[tex]\vec r(t)=bt^2\,\vec\imath+ct^3\,\vec\jmath[/tex]
The velocity at time [tex]t[/tex] is
[tex]\dfrac{\mathrm d\vec r(t)}{\mathrm dt}=2bt\,\vec\imath+3ct^2\,\vec\jmath[/tex]
Take two vectors that point in the positive [tex]x[/tex] and positive [tex]y[/tex] directions, such as [tex]\vec\imath[/tex] and [tex]\vec\jmath[/tex]. The dot products of the velocity vector with [tex]\vec\imath[/tex] and [tex]\vec\jmath[/tex] are
[tex]\dfrac{\mathrm d\vec r(t)}{\mathrm dt}\cdot\vec\imath=2bt=\sqrt{4b^2t^2+9c^2t^4}\cos\theta[/tex]
and
[tex]\dfrac{\mathrm d\vec r(t)}{\mathrm dt}\cdot\vec\jmath=3ct^2=\sqrt{4b^2t^2+9c^2t^4}\cos\theta[/tex]
We want the angles between these vectors to be 45º, for which we have [tex]\cos45^\circ=\frac1{\sqrt2}[/tex]. So
[tex]\begin{cases}2\sqrt2\,bt=\sqrt{4b^2t^2+9c^2t^4}\\3\sqrt2\,ct^2=\sqrt{4b^2t^2+9c^2t^4}\end{cases}\implies3\sqrt2\,ct^2-2\sqrt2\,bt=0[/tex]

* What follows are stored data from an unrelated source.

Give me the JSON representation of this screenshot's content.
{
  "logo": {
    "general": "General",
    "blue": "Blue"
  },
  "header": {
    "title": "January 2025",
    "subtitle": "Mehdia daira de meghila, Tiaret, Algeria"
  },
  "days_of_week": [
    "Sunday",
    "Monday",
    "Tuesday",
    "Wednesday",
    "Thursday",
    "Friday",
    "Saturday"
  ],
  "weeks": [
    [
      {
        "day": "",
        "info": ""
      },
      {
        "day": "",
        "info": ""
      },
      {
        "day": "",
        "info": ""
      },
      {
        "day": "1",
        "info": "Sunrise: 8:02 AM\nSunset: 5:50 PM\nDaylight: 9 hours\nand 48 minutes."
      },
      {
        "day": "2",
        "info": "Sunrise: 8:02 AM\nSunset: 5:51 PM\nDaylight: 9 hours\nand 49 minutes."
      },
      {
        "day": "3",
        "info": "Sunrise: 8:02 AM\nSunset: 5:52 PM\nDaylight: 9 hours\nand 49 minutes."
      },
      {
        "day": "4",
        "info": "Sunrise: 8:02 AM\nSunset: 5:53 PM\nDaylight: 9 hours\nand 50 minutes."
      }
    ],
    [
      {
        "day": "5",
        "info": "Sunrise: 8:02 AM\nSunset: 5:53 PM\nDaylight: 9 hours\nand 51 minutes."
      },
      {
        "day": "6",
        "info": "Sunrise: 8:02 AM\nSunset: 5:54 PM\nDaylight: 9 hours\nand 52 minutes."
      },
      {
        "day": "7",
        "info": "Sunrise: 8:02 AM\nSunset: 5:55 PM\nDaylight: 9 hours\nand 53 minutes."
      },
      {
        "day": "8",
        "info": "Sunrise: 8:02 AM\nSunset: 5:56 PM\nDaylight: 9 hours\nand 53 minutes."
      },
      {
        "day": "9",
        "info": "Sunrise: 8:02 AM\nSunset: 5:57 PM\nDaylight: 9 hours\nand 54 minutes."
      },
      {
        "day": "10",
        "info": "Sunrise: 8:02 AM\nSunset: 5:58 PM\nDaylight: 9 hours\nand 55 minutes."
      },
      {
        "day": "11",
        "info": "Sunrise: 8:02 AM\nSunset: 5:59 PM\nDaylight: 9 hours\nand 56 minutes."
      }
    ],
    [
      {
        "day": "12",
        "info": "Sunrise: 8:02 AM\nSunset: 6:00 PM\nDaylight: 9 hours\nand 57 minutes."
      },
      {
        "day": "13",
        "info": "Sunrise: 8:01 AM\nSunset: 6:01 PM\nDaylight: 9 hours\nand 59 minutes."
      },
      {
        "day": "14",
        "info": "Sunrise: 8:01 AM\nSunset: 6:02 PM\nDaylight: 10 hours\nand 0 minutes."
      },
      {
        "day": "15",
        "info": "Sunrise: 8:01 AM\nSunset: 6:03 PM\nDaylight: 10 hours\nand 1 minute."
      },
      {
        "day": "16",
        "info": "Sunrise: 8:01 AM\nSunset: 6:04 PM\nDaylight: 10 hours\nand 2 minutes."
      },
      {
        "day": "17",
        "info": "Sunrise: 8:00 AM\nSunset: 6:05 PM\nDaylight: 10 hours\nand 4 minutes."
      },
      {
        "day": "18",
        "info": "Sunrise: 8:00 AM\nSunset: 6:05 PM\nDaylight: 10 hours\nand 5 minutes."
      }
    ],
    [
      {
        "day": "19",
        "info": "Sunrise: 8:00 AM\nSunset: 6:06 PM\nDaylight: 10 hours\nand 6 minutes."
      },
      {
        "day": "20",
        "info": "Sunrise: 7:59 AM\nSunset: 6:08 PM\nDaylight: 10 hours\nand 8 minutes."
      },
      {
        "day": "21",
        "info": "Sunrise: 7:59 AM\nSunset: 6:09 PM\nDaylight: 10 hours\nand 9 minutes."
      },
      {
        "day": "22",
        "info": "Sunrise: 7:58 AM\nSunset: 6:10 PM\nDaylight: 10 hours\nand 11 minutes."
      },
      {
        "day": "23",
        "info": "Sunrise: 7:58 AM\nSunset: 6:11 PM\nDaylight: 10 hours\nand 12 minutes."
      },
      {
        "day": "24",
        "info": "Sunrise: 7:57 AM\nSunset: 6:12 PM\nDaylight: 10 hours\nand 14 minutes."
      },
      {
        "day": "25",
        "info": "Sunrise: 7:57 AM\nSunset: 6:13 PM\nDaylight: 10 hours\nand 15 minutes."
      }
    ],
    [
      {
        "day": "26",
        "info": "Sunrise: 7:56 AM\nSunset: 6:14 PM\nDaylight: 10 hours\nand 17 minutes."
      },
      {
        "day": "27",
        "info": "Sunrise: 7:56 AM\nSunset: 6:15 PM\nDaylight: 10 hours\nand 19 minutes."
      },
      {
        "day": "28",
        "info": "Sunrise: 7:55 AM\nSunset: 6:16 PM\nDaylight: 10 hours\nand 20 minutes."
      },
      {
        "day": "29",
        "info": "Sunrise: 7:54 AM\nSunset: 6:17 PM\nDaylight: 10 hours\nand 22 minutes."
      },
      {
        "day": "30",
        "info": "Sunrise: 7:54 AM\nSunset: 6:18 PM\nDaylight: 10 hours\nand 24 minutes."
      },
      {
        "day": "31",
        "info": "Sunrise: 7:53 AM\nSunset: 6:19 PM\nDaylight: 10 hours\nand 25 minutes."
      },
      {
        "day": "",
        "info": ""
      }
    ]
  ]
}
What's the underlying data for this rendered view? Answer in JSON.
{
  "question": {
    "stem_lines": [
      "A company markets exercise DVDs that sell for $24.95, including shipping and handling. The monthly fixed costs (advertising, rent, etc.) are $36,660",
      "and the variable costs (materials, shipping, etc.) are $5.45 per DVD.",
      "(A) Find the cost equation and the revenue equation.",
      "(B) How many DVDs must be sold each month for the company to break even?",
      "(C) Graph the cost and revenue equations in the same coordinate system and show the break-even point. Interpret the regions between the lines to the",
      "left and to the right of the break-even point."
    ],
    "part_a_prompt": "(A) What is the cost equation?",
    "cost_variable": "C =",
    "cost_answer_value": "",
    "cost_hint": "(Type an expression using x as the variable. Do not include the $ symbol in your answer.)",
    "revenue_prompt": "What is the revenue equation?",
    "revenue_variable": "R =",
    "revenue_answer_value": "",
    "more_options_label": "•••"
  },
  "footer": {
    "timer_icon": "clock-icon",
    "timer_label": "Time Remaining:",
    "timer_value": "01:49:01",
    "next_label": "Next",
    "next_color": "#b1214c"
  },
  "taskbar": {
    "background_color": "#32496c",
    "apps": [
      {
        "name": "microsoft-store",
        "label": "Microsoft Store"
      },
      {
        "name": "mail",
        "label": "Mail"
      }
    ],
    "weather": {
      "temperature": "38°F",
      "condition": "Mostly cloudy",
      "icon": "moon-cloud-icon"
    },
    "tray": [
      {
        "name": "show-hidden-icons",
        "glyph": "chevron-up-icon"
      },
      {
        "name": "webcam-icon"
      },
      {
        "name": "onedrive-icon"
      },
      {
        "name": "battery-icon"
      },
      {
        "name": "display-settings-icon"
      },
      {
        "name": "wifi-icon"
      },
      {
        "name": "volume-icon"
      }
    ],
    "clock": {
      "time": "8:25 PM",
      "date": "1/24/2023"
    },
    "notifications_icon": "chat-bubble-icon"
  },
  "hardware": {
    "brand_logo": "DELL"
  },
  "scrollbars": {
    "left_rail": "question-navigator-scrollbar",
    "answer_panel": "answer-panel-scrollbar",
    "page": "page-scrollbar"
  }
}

[tex]\implies t(3ct-2b)=0[/tex]
[tex]\implies t=0\text{ or }t=\dfrac{2b}{3c}[/tex]
When [tex]t=0[/tex], the velocity vector is equal to the zero vector, which technically has no direction/doesn't make an angle with any other vector. So the only time this happens is for
[tex]\boxed{t=\dfrac{2b}{3c}}[/tex]